In fact, banks have been aggressively tying-up with the payment licence winners. IDFC, ICICI, SBI, Kotak have already tied up with various corporate entities who have managed to get a payments bank license. For banks, it is a way of staving off competition from telecom companies besides trying to acquire new customers to whom they can cross-sell. But from a payment banks’ perspective as well, the tie-ups give them access to banks’ financial expertise and branch network.
In the end, for legacy players as well as payment banks, it is about acquiring more customers. Abhishek Kumar, an engineering graduate, counts himself as one of the early adopters of mobile payment technology. “Apart from great discounts, I use Paytm because of low transaction failure rates,” he says. But Paytm’s advantage of convenient, reliable transactions, by circumventing the tedious two-factor authentication, may be lost once UPI is functional. While Kumar tops up his e-wallet for Rs.1,000-2,000 regularly for daily needs like food and groceries, the bulk of his savings stay in the bank. He says he’s unlikely to increase the amount even after Paytm starts offering interest as a payment bank. However, Kumar adds, “I want to make large-ticket transactions without having to use netbanking, but they need to have more merchant collaborations.” In other words, the two factors attracting users like him to providers like Paytm will have to be maintained: reliable transactions and continued discounts.

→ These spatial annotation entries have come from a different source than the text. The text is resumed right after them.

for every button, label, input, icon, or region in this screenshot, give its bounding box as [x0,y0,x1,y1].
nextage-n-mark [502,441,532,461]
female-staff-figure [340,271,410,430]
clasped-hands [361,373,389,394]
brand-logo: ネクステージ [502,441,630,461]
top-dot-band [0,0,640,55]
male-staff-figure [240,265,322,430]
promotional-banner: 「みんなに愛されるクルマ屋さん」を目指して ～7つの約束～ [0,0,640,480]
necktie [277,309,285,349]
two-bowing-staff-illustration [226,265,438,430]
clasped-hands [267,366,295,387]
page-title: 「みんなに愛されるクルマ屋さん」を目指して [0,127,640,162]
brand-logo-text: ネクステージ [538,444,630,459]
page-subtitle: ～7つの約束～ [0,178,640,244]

The upheaval that WhatsApp caused in the telecom industry is a far cry from what’s afoot in banking. When Jan Koum’s WhatsApp crept in, telecom companies were busy fighting each other for market share in a maturing marketplace. On the contrary, the banking sector in India has always been protected under the garb of regulation and operated as a quasi-cartel. Given that even payment banks, brought in to increase financial inclusion in the country, are hooking up with them, there is not much for the incumbents to worry about.